What goes into the FASB’s decision to form a Transition Resource Group (TRG) for a particular accounting standard?

 “When I was in public accounting, [I was guilty] of being in the so-called secret societies at the large accounting firms,” shared vice chairman of the Financial Accounting Standards Board (FASB) Jim Kroeker. “That, as a new standard comes out, the firms get together and they huddle and respond to common implementation questions and practices, but not all of the voices are heard.”

In an attempt to solve this issue and to “elevate the resolution of implementation practices and questions to a more public dialogue,” the FASB created the Transition Resource Group (TRG) process. Specifically, the FASB has utilized TRGs to discuss potential issues arising from the implementation of the revenue recognition and current expected credit loss (CECL) standards. 
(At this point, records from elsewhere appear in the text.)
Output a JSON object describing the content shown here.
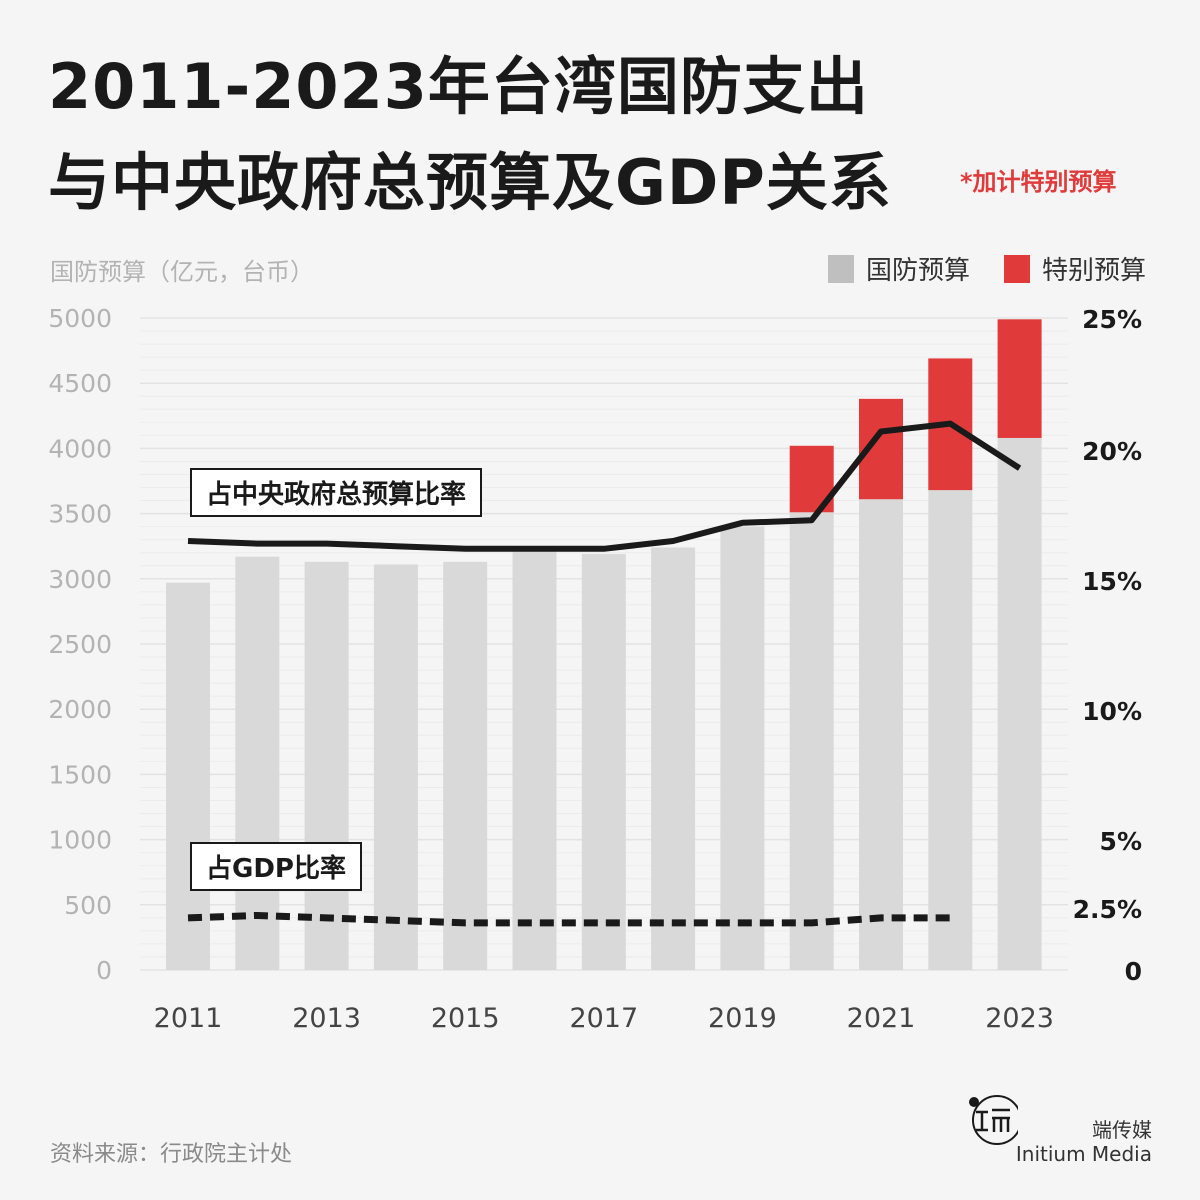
{
  "title": {
    "line1": "2011-2023年台湾国防支出",
    "line2": "与中央政府总预算及GDP关系",
    "note": "*加计特别预算"
  },
  "y_axis_label": "国防预算（亿元，台币）",
  "legend": [
    {
      "label": "国防预算",
      "color": "#bfbfbf"
    },
    {
      "label": "特别预算",
      "color": "#e03a3a"
    }
  ],
  "annotations": {
    "budget_ratio": "占中央政府总预算比率",
    "gdp_ratio": "占GDP比率"
  },
  "source": "资料来源：行政院主计处",
  "brand": {
    "cn": "端传媒",
    "en": "Initium Media"
  },
  "chart_data": {
    "type": "bar",
    "categories": [
      "2011",
      "2012",
      "2013",
      "2014",
      "2015",
      "2016",
      "2017",
      "2018",
      "2019",
      "2020",
      "2021",
      "2022",
      "2023"
    ],
    "x_tick_labels": [
      "2011",
      "",
      "2013",
      "",
      "2015",
      "",
      "2017",
      "",
      "2019",
      "",
      "2021",
      "",
      "2023"
    ],
    "series": [
      {
        "name": "国防预算",
        "values": [
          2970,
          3170,
          3130,
          3110,
          3130,
          3220,
          3190,
          3240,
          3400,
          3510,
          3610,
          3680,
          4080
        ],
        "color": "#d9d9d9"
      },
      {
        "name": "特别预算",
        "values": [
          0,
          0,
          0,
          0,
          0,
          0,
          0,
          0,
          0,
          510,
          770,
          1010,
          910
        ],
        "color": "#e03a3a"
      }
    ],
    "lines": [
      {
        "name": "占中央政府总预算比率",
        "style": "solid",
        "axis": "right",
        "values": [
          16.5,
          16.4,
          16.4,
          16.3,
          16.2,
          16.2,
          16.2,
          16.5,
          17.2,
          17.3,
          20.7,
          21.0,
          19.3
        ]
      },
      {
        "name": "占GDP比率",
        "style": "dashed",
        "axis": "right",
        "values": [
          2.1,
          2.2,
          2.1,
          2.0,
          1.9,
          1.9,
          1.9,
          1.9,
          1.9,
          1.9,
          2.1,
          2.1,
          null
        ]
      }
    ],
    "left_axis": {
      "ticks": [
        "0",
        "500",
        "1000",
        "1500",
        "2000",
        "2500",
        "3000",
        "3500",
        "4000",
        "4500",
        "5000"
      ],
      "ylim": [
        0,
        5000
      ]
    },
    "right_axis": {
      "ticks": [
        "0",
        "2.5%",
        "5%",
        "10%",
        "15%",
        "20%",
        "25%"
      ],
      "values": [
        0,
        2.5,
        5,
        10,
        15,
        20,
        25
      ],
      "ylim": [
        0,
        25
      ]
    },
    "grid": true,
    "legend_position": "top-right"
  }
}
On the reasons why the groups are formed, Kroeker shared, “We were trying to strike a balance between ease of application, getting those voices involved, and more generic guidance as opposed to formal standard setting. That doesn't mean it hasn't resulted in some standard setting, but I think that was then really to ease application. Again, if you think of revenue recognition, the guidance that we added, the expedience on sales and other similar taxes, or not needing to apply the standard to items that are immaterial in the context of the contract, are good examples of what we were trying to do there.”

At FEI’s Current Financial Reporting Issues Conference, the question of why the challenges related to these standards resulted in the creation of TRGs, while those related to the new leasing standard did not, was raised to panelists Kroeker and FASB member Marsha Hunt. 

“The art of when do we establish a TRG, I think that's something we ought to reflect on as well,” said Kroeker. “The thought process is when there's a major change, we ought to do that. That was revenue recognition, that was the credit impairment. Leases, I think, was a judgment call, and, in hindsight, given the volume of questions, might have served well to have had one there, although we've taken on a number of means to supplement that by having our staff meet frequently with groups of preparers and auditors.”

Kroeker stressed the importance of feedback from the preparer community. “Taking a step back after [leasing standard] implementation and then talking about, are the costs ongoing costs, or were those transition costs? I think that's an area where we're going to be doing some outreach after the implementation. We've already started that with revenue recognition, but we want to do the same with leases. Where were the challenges?”